Astrophysics at the Extremes: The Death of Massive Stars
||Astrophysics at the Extremes: The Death of Massive Stars|
||SNIC Medium Compute|
||Evan Patrick O'Connor <firstname.lastname@example.org>|
||2020-08-01 – 2021-08-01|
Astrophysical environments at the extremes play crucial roles in astronomy, as well as being extraordinary laboratories for studying fundamental physics. One of these, Core-Collapse Supernovae (CCSNe) are explosions that result when the iron core of a massive star collapses. Research in this field, after over 50 years of intense study, is at a turning point. Modern simulations of CCSNe (including ones from the code used here) are readily achieving successful explosions, especially in 2D, but also, importantly, in 3D, allowing us to now test theories of massive stars and compare with observations. This will be a remarkable step forward from the systematic, but parameterized, studies done in spherical symmetry up until now.
With this allocation, we propose to continue (see the activity report) our exploration of the CCSNe at the extremes. For this project period, we proposed three research directions for our multidimensional simulations. Aurore Betranhandy, a graduate student in the group, has been exploring the impact of magnetic fields on the neutrino cross-sections and the relation to hypernovae, an extreme subclass of supernovae connected to long gamma-ray burst. The quantization of the electron energy levels in the presence of strong magnetic fields causes the neutrino opacity to change. She will perform a suite of 2D magnetohydrodynamic simulations of rotating core-collapse supernovae to test these interactions for the first time in the core-collapse context. A prediction is an impact on the composition of the outflows, which for these hypernovae candidates include an r-process component. By varying rotation (no, slow, and fast) and magnetic field strength (no, low, and high) for several progenitors (low mass and high mass progenitors), we will map out the potential phase space, we estimate ~20 2D simulations.

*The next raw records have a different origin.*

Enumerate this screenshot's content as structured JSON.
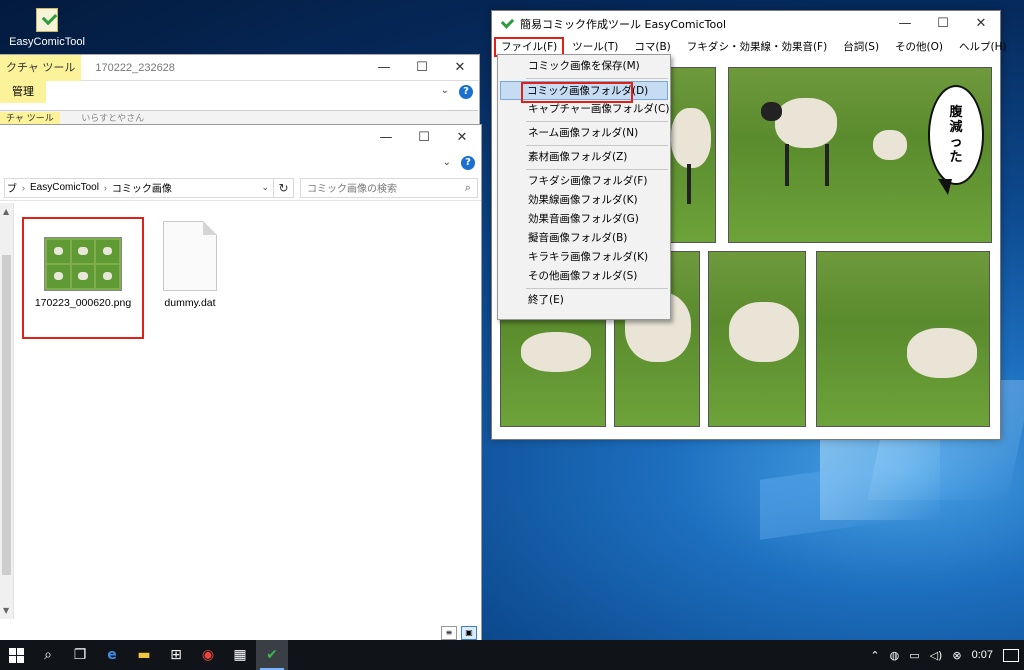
{
  "desktop": {
    "icon_label": "EasyComicTool"
  },
  "explorer_back": {
    "tool_tab": "クチャ ツール",
    "title": "170222_232628",
    "manage_tab": "管理",
    "ctrl_min": "—",
    "ctrl_max": "☐",
    "ctrl_close": "✕",
    "help": "?"
  },
  "explorer_mid": {
    "tool_tab": "チャ ツール",
    "title": "いらすとやさん"
  },
  "explorer_front": {
    "ctrl_min": "—",
    "ctrl_max": "☐",
    "ctrl_close": "✕",
    "help": "?",
    "breadcrumb": [
      "EasyComicTool",
      "コミック画像"
    ],
    "search_placeholder": "コミック画像の検索",
    "files": [
      {
        "name": "170223_000620.png"
      },
      {
        "name": "dummy.dat"
      }
    ]
  },
  "comic_tool": {
    "title": "簡易コミック作成ツール EasyComicTool",
    "ctrl_min": "—",
    "ctrl_max": "☐",
    "ctrl_close": "✕",
    "menu": {
      "file": "ファイル(F)",
      "tool": "ツール(T)",
      "koma": "コマ(B)",
      "fukidashi": "フキダシ・効果線・効果音(F)",
      "serif": "台詞(S)",
      "other": "その他(O)",
      "help": "ヘルプ(H)"
    },
    "balloon_text": [
      "腹",
      "減",
      "っ",
      "た"
    ]
  },
  "file_menu": {
    "items": [
      "コミック画像を保存(M)",
      "コミック画像フォルダ(D)",
      "キャプチャー画像フォルダ(C)",
      "ネーム画像フォルダ(N)",
      "素材画像フォルダ(Z)",
      "フキダシ画像フォルダ(F)",
      "効果線画像フォルダ(K)",
      "効果音画像フォルダ(G)",
      "擬音画像フォルダ(B)",
      "キラキラ画像フォルダ(K)",
      "その他画像フォルダ(S)",
      "終了(E)"
    ]
  },
  "taskbar": {
    "clock": "0:07"
  }
}
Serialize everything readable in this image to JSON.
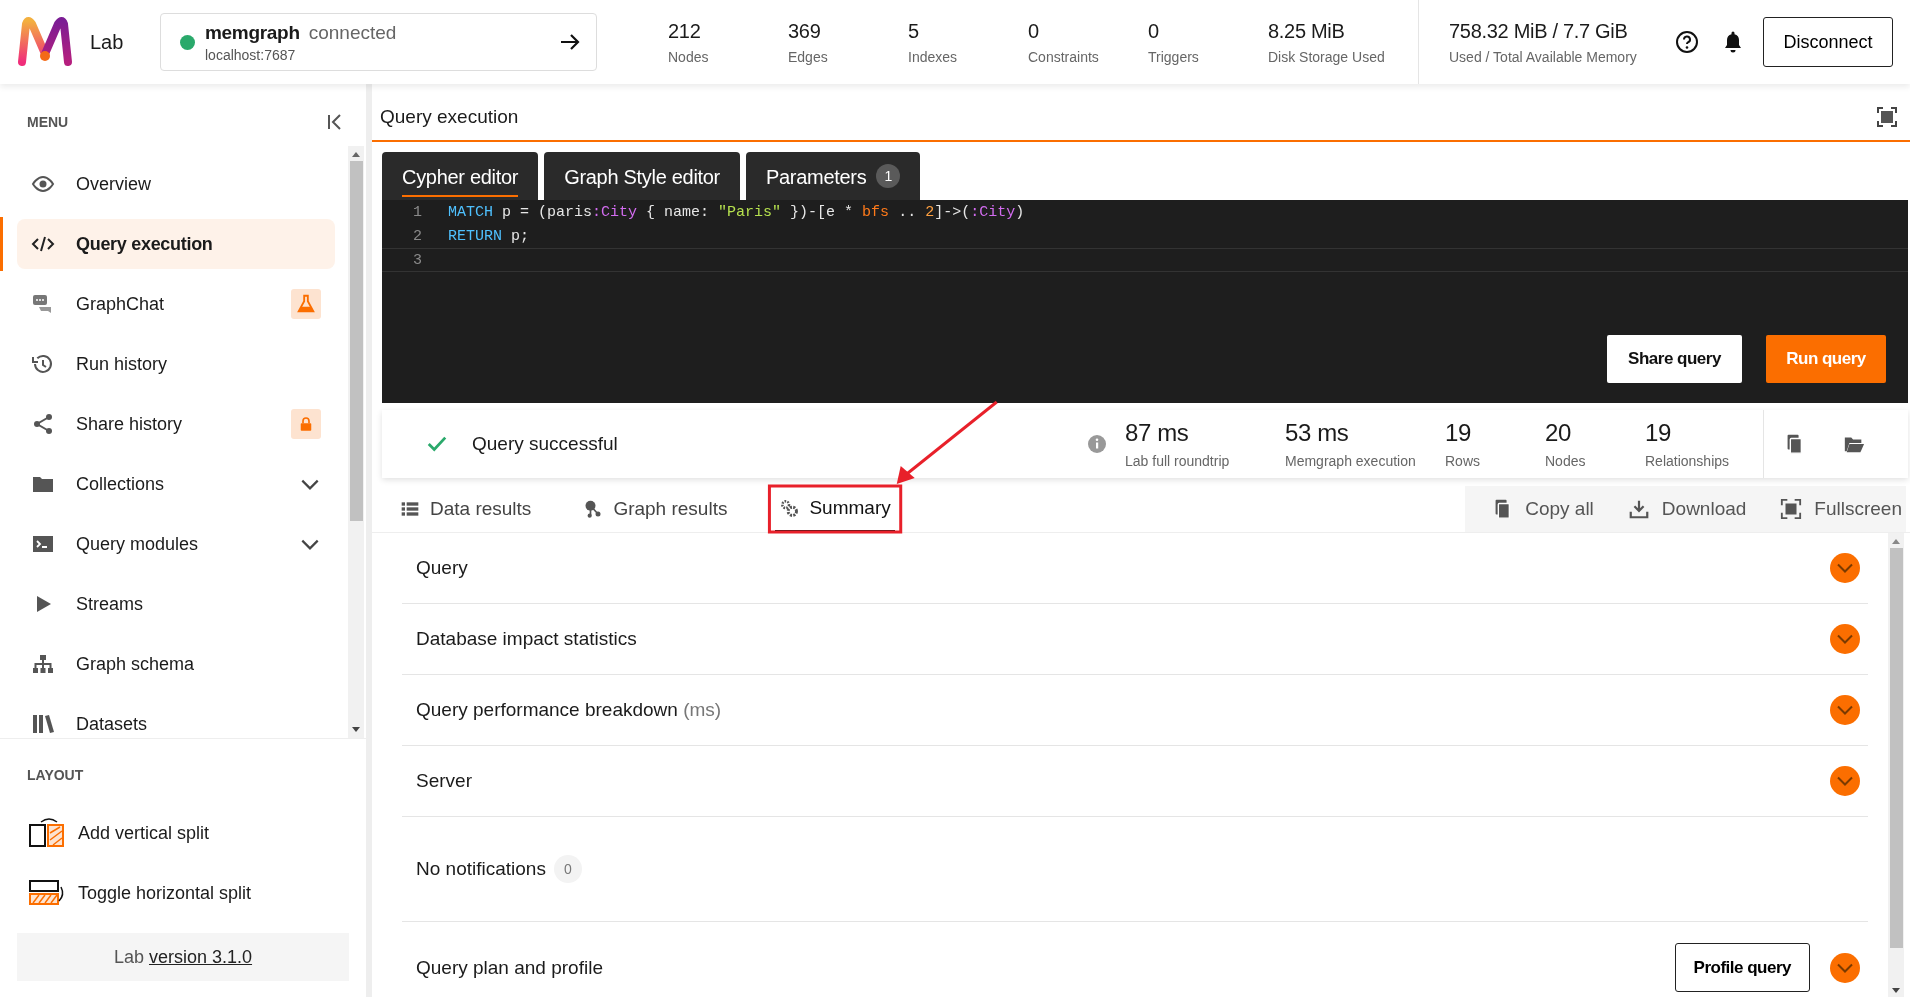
{
  "app": {
    "name": "Lab"
  },
  "connection": {
    "name": "memgraph",
    "status": "connected",
    "host": "localhost:7687",
    "online": true
  },
  "stats": [
    {
      "value": "212",
      "label": "Nodes"
    },
    {
      "value": "369",
      "label": "Edges"
    },
    {
      "value": "5",
      "label": "Indexes"
    },
    {
      "value": "0",
      "label": "Constraints"
    },
    {
      "value": "0",
      "label": "Triggers"
    },
    {
      "value": "8.25 MiB",
      "label": "Disk Storage Used"
    }
  ],
  "memory": {
    "value": "758.32 MiB / 7.7 GiB",
    "label": "Used / Total Available Memory"
  },
  "disconnect_button": "Disconnect",
  "sidebar": {
    "menu_heading": "MENU",
    "items": [
      {
        "label": "Overview",
        "selected": false,
        "experimental": false,
        "locked": false,
        "expandable": false
      },
      {
        "label": "Query execution",
        "selected": true,
        "experimental": false,
        "locked": false,
        "expandable": false
      },
      {
        "label": "GraphChat",
        "selected": false,
        "experimental": true,
        "locked": false,
        "expandable": false
      },
      {
        "label": "Run history",
        "selected": false,
        "experimental": false,
        "locked": false,
        "expandable": false
      },
      {
        "label": "Share history",
        "selected": false,
        "experimental": false,
        "locked": true,
        "expandable": false
      },
      {
        "label": "Collections",
        "selected": false,
        "experimental": false,
        "locked": false,
        "expandable": true
      },
      {
        "label": "Query modules",
        "selected": false,
        "experimental": false,
        "locked": false,
        "expandable": true
      },
      {
        "label": "Streams",
        "selected": false,
        "experimental": false,
        "locked": false,
        "expandable": false
      },
      {
        "label": "Graph schema",
        "selected": false,
        "experimental": false,
        "locked": false,
        "expandable": false
      },
      {
        "label": "Datasets",
        "selected": false,
        "experimental": false,
        "locked": false,
        "expandable": false
      }
    ],
    "layout_heading": "LAYOUT",
    "layout_items": [
      "Add vertical split",
      "Toggle horizontal split"
    ],
    "version": {
      "prefix": "Lab",
      "link": "version 3.1.0"
    }
  },
  "panel_title": "Query execution",
  "editor_tabs": [
    {
      "label": "Cypher editor",
      "selected": true
    },
    {
      "label": "Graph Style editor",
      "selected": false
    },
    {
      "label": "Parameters",
      "selected": false,
      "count": "1"
    }
  ],
  "code_lines": [
    {
      "number": "1",
      "tokens": [
        {
          "text": "MATCH",
          "kind": "keyword"
        },
        {
          "text": " p = (paris",
          "kind": "plain"
        },
        {
          "text": ":City",
          "kind": "label"
        },
        {
          "text": " { name: ",
          "kind": "plain"
        },
        {
          "text": "\"Paris\"",
          "kind": "string"
        },
        {
          "text": " })-[e * ",
          "kind": "plain"
        },
        {
          "text": "bfs",
          "kind": "function"
        },
        {
          "text": " .. ",
          "kind": "plain"
        },
        {
          "text": "2",
          "kind": "number"
        },
        {
          "text": "]->(",
          "kind": "plain"
        },
        {
          "text": ":City",
          "kind": "label"
        },
        {
          "text": ")",
          "kind": "plain"
        }
      ]
    },
    {
      "number": "2",
      "tokens": [
        {
          "text": "RETURN",
          "kind": "keyword"
        },
        {
          "text": " p;",
          "kind": "plain"
        }
      ]
    },
    {
      "number": "3"
    }
  ],
  "editor_buttons": {
    "share": "Share query",
    "run": "Run query"
  },
  "result_status": {
    "message": "Query successful",
    "success": true
  },
  "metrics": [
    {
      "value": "87 ms",
      "label": "Lab full roundtrip"
    },
    {
      "value": "53 ms",
      "label": "Memgraph execution"
    },
    {
      "value": "19",
      "label": "Rows"
    },
    {
      "value": "20",
      "label": "Nodes"
    },
    {
      "value": "19",
      "label": "Relationships"
    }
  ],
  "result_tabs": [
    {
      "label": "Data results",
      "selected": false
    },
    {
      "label": "Graph results",
      "selected": false
    },
    {
      "label": "Summary",
      "selected": true
    }
  ],
  "result_actions": [
    "Copy all",
    "Download",
    "Fullscreen"
  ],
  "summary_sections": [
    {
      "title": "Query",
      "expandable": true
    },
    {
      "title": "Database impact statistics",
      "expandable": true
    },
    {
      "title": "Query performance breakdown",
      "unit": "(ms)",
      "expandable": true
    },
    {
      "title": "Server",
      "expandable": true
    },
    {
      "title": "No notifications",
      "count": "0",
      "expandable": false
    },
    {
      "title": "Query plan and profile",
      "button": "Profile query",
      "expandable": true
    }
  ]
}
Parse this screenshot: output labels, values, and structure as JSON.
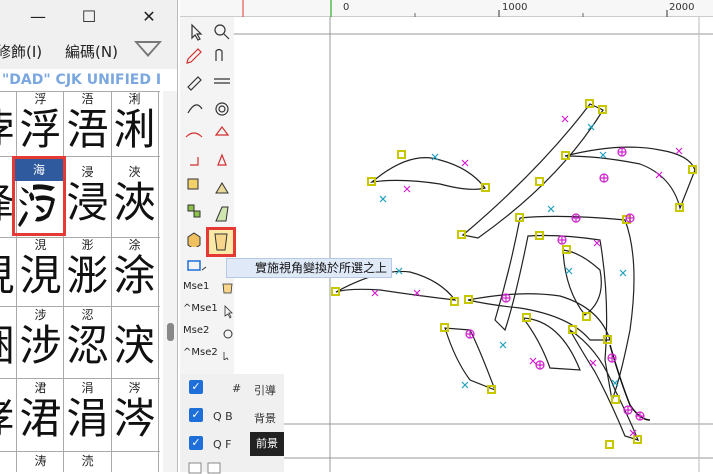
{
  "window": {
    "minimize": "—",
    "maximize": "☐",
    "close": "✕"
  },
  "menu": {
    "item1": "修飾(I)",
    "item2": "編碼(N)"
  },
  "banner": "\"DAD\" CJK UNIFIED I",
  "grid": {
    "rows": [
      {
        "cells": [
          {
            "label": "",
            "glyph": "浡"
          },
          {
            "label": "浮",
            "glyph": "浮"
          },
          {
            "label": "浯",
            "glyph": "浯"
          },
          {
            "label": "浰",
            "glyph": "浰"
          }
        ]
      },
      {
        "cells": [
          {
            "label": "",
            "glyph": "浲"
          },
          {
            "label": "海",
            "glyph": "海"
          },
          {
            "label": "浸",
            "glyph": "浸"
          },
          {
            "label": "浹",
            "glyph": "浹"
          }
        ]
      },
      {
        "cells": [
          {
            "label": "",
            "glyph": "涀"
          },
          {
            "label": "涀",
            "glyph": "涀"
          },
          {
            "label": "浵",
            "glyph": "浵"
          },
          {
            "label": "涂",
            "glyph": "涂"
          }
        ]
      },
      {
        "cells": [
          {
            "label": "",
            "glyph": "涃"
          },
          {
            "label": "涉",
            "glyph": "涉"
          },
          {
            "label": "涊",
            "glyph": "涊"
          },
          {
            "label": "",
            "glyph": "涋"
          }
        ]
      },
      {
        "cells": [
          {
            "label": "",
            "glyph": "涍"
          },
          {
            "label": "涒",
            "glyph": "涒"
          },
          {
            "label": "涓",
            "glyph": "涓"
          },
          {
            "label": "涔",
            "glyph": "涔"
          }
        ]
      },
      {
        "cells": [
          {
            "label": "",
            "glyph": ""
          },
          {
            "label": "涛",
            "glyph": ""
          },
          {
            "label": "涜",
            "glyph": ""
          },
          {
            "label": "",
            "glyph": ""
          }
        ]
      }
    ],
    "selected_label": "海"
  },
  "toolbox": {
    "mse1": "Mse1",
    "cmse1": "^Mse1",
    "mse2": "Mse2",
    "cmse2": "^Mse2",
    "tooltip": "實施視角變換於所選之上"
  },
  "layers": [
    {
      "key": "#",
      "name": "引導"
    },
    {
      "key": "Q  B",
      "name": "背景"
    },
    {
      "key": "Q  F",
      "name": "前景"
    }
  ],
  "ruler": {
    "labels": [
      "0",
      "1000",
      "2000"
    ]
  },
  "colors": {
    "accent_red": "#e53935",
    "selection_blue": "#2f5a9e",
    "point_yellow": "#c8c800",
    "handle_magenta": "#d020d0",
    "handle_cyan": "#20a0c0"
  }
}
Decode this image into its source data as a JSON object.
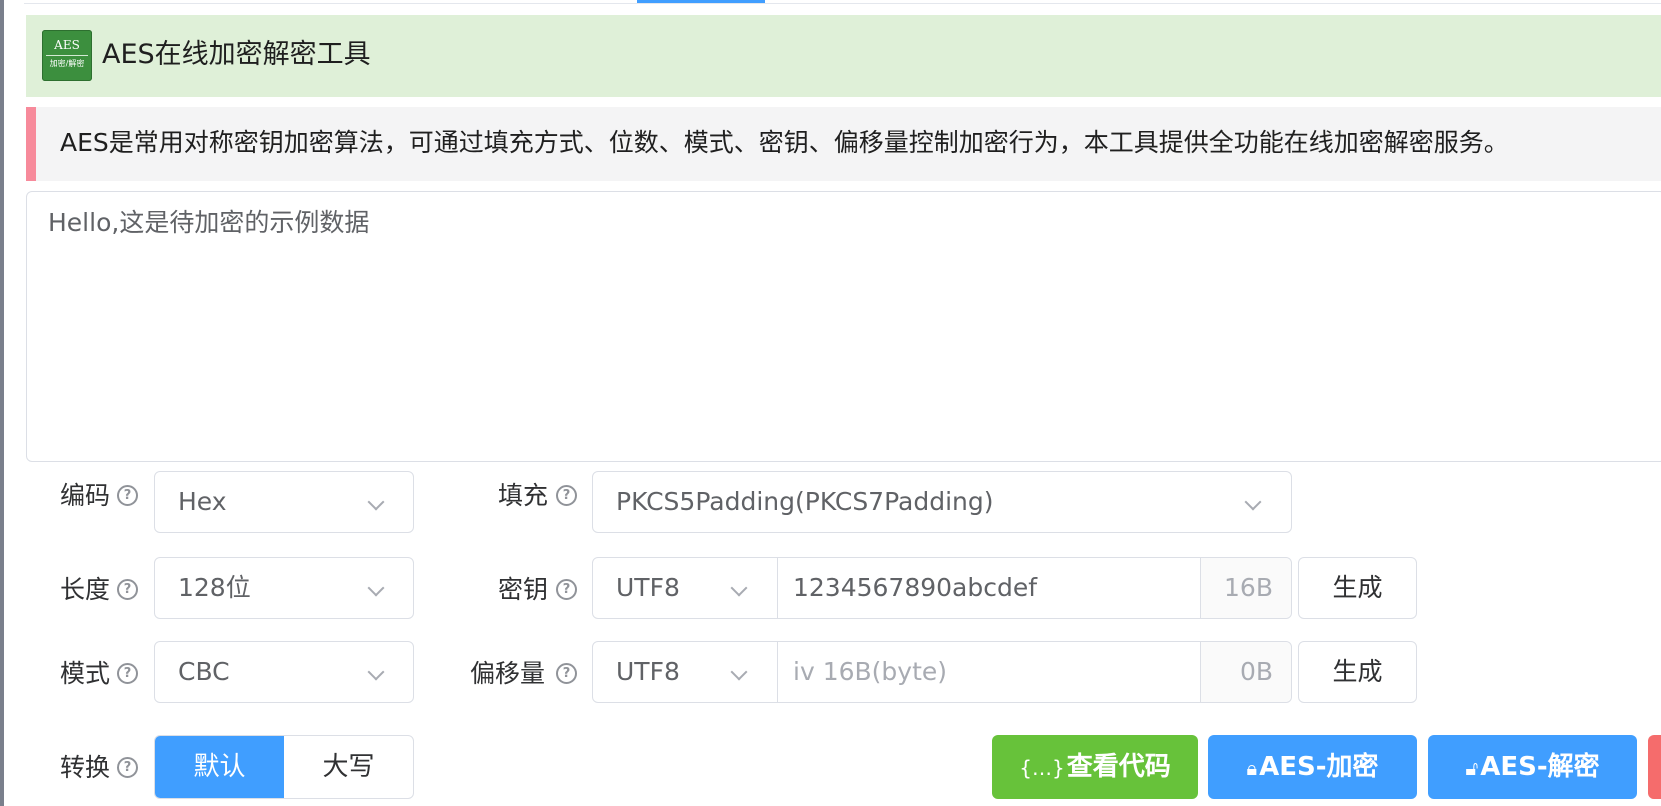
{
  "colors": {
    "primary": "#409eff",
    "success": "#67c23a",
    "danger": "#f56c6c",
    "header_bg": "#dff0d8",
    "desc_accent": "#f78a9b"
  },
  "header": {
    "logo_top": "AES",
    "logo_bottom": "加密/解密",
    "title": "AES在线加密解密工具"
  },
  "description": "AES是常用对称密钥加密算法，可通过填充方式、位数、模式、密钥、偏移量控制加密行为，本工具提供全功能在线加密解密服务。",
  "input": {
    "placeholder": "Hello,这是待加密的示例数据"
  },
  "form": {
    "encoding": {
      "label": "编码",
      "value": "Hex"
    },
    "padding": {
      "label": "填充",
      "value": "PKCS5Padding(PKCS7Padding)"
    },
    "length": {
      "label": "长度",
      "value": "128位"
    },
    "key": {
      "label": "密钥",
      "encoding": "UTF8",
      "value": "1234567890abcdef",
      "size": "16B",
      "generate": "生成"
    },
    "mode": {
      "label": "模式",
      "value": "CBC"
    },
    "iv": {
      "label": "偏移量",
      "encoding": "UTF8",
      "placeholder": "iv 16B(byte)",
      "size": "0B",
      "generate": "生成"
    },
    "convert": {
      "label": "转换",
      "options": [
        "默认",
        "大写"
      ],
      "selected": "默认"
    }
  },
  "actions": {
    "view_code": "查看代码",
    "encrypt": "AES-加密",
    "decrypt": "AES-解密"
  },
  "icons": {
    "help": "question-circle-icon",
    "chevron": "chevron-down-icon",
    "code": "code-braces-icon",
    "lock": "lock-icon",
    "unlock": "unlock-icon"
  }
}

Second, a postdoctoral researcher in our group, Shuai Zha, has created new electron-capture supernova progenitor models in multiple dimensions, for the first time. As part of this project, Shuai will perform 2D simulations of the explosion and also 2D whole-star simulations following the shock through the rest of the progenitor star to estimate final explosion properties and multidimensional remnant structure. We will test several models with several realizations of convection and turbulence, totaling ~20 simulations. We will also use these progenitor models for exploratory, low-resolution simulations in 3D in preparation for a larger proposal in the future.
Finally, our group, led by myself and another postdoctoral researcher, Andre Schneider, will use FLASH to explore black hole formation in 2D simulations, both of the core-collapse itself and also whole-star simulations. We will use the results to make estimates on the final black hole mass distribution and use them to interpret the astrophysical origin of the black holes that are being discovered by the LIGO and Virgo gravitational wave observatories. We will explore a suite of progenitors stars (~5) and equations of state (~4) based on the results of extensive 1D simulations we have recently published for a total of ~20 2D simulations.